Another motif that Steinbeck portrays throughout Crooks’ character is racial injustice. Evidence of this is found when Crooks was talking to Lennie about why he didn’t visit the rest of the guys in the bunkhouse. “‘Cause I’m black. They play cards in there, but I can’t play because I’m black.” (Steinbeck 68) This shows racial injustice because they segregate Crooks and eliminate his rights to play cards with everyone simply because of his race. Crooks is aware that Lennie is unintelligible when it comes to racism, and he is making an attempt to explain to him why he isn’t treated equally.
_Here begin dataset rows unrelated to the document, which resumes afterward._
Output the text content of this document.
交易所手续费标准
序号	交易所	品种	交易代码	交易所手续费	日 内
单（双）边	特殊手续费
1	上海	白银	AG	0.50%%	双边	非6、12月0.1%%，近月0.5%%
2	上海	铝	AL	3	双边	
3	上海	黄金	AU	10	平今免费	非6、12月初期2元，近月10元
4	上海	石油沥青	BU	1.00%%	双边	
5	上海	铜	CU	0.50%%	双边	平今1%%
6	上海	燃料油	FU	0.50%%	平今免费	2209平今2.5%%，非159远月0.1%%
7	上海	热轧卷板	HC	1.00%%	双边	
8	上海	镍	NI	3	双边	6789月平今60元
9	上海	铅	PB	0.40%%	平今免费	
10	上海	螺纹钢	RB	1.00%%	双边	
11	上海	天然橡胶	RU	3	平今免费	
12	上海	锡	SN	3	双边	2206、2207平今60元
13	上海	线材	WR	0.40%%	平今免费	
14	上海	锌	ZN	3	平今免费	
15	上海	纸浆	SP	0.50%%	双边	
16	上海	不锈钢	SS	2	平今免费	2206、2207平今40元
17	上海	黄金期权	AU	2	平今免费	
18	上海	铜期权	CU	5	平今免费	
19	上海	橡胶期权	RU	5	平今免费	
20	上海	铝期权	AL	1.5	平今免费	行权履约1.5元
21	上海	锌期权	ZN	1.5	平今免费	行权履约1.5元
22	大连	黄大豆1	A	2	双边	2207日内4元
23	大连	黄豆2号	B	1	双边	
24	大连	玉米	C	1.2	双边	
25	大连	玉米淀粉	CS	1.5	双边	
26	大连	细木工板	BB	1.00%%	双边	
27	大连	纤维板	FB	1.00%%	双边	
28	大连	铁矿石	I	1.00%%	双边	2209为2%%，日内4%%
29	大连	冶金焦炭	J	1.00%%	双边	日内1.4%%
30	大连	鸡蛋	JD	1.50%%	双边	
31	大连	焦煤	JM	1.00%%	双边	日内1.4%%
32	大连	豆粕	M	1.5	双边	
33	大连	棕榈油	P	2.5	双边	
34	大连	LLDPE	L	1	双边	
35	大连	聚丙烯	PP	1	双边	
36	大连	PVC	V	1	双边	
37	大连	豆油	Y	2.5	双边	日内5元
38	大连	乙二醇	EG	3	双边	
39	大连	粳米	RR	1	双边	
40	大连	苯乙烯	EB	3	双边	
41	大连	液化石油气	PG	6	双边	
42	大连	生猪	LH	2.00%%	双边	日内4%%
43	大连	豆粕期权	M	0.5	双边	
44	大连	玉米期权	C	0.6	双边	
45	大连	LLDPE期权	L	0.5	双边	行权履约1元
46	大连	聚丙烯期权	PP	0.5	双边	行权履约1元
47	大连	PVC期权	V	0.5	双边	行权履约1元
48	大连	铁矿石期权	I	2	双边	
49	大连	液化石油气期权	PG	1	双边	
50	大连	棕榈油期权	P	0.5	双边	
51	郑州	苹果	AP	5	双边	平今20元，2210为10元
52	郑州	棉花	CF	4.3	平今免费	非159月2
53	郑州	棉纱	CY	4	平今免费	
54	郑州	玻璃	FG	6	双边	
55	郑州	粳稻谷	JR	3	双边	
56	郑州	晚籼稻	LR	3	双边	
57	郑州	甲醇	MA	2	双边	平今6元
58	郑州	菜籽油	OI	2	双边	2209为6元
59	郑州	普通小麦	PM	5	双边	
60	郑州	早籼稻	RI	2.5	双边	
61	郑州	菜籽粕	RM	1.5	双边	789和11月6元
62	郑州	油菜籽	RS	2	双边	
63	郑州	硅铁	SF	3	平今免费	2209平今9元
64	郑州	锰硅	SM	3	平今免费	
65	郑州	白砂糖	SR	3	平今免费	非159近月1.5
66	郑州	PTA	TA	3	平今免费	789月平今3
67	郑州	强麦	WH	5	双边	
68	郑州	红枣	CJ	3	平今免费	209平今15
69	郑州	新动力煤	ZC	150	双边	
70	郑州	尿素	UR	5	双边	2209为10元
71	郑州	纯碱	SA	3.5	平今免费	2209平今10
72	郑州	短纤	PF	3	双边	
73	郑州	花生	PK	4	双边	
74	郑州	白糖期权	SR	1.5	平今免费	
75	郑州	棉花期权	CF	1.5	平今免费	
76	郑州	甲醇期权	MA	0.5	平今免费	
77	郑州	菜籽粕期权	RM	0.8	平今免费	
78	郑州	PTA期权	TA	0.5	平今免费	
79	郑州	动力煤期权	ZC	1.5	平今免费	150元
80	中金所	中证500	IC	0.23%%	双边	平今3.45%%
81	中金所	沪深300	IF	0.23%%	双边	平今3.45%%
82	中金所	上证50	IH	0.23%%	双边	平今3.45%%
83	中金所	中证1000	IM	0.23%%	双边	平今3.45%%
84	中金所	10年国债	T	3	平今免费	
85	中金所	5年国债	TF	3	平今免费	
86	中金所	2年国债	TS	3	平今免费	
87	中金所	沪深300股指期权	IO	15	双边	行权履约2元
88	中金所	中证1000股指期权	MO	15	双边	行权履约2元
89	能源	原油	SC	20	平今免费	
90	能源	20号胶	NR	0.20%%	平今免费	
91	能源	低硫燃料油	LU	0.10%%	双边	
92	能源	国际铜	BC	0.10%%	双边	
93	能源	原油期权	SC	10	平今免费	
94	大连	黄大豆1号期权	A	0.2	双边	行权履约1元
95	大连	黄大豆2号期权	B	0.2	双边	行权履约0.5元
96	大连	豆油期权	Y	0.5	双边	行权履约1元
Crooks embodies racial injustice because besides being the sole person of color on the ranch, he is threatened constantly by things because of his race. One of these examples is playing cards, and how he’s not able to do so.

The final motif I believe Steinbeck was trying to convey within Crooks is hopelessness. This is a very extensive throughout Crooks’ dialogue, particularly within the section where Crooks is talking to Candy and Lennie and educating them on why he doesn’t believe in the ‘American Dream.; “I seen it happen too many times. I seen too many guys with land in their head. They never get none under their hand.” This shows that Crooks is hopeless, he’s seen the failure of many so he’s never willing to make a stride toward his own goals. He feels even additional setback because of his skin color. His hopelessness is present when he is talking to Candy & Lennie because he doesn’t believe that potential is obtainable to pursue goals.

Steinbeck illustrates several problems that were eminent in the past, Crooks is how he decided to show them. From Crooks we learn that you can turn your vulnerabilities into an influence. From racial injustice to hopelessness & intelligence. Crooks uses his quick witted abilities to be an extremely powerful character.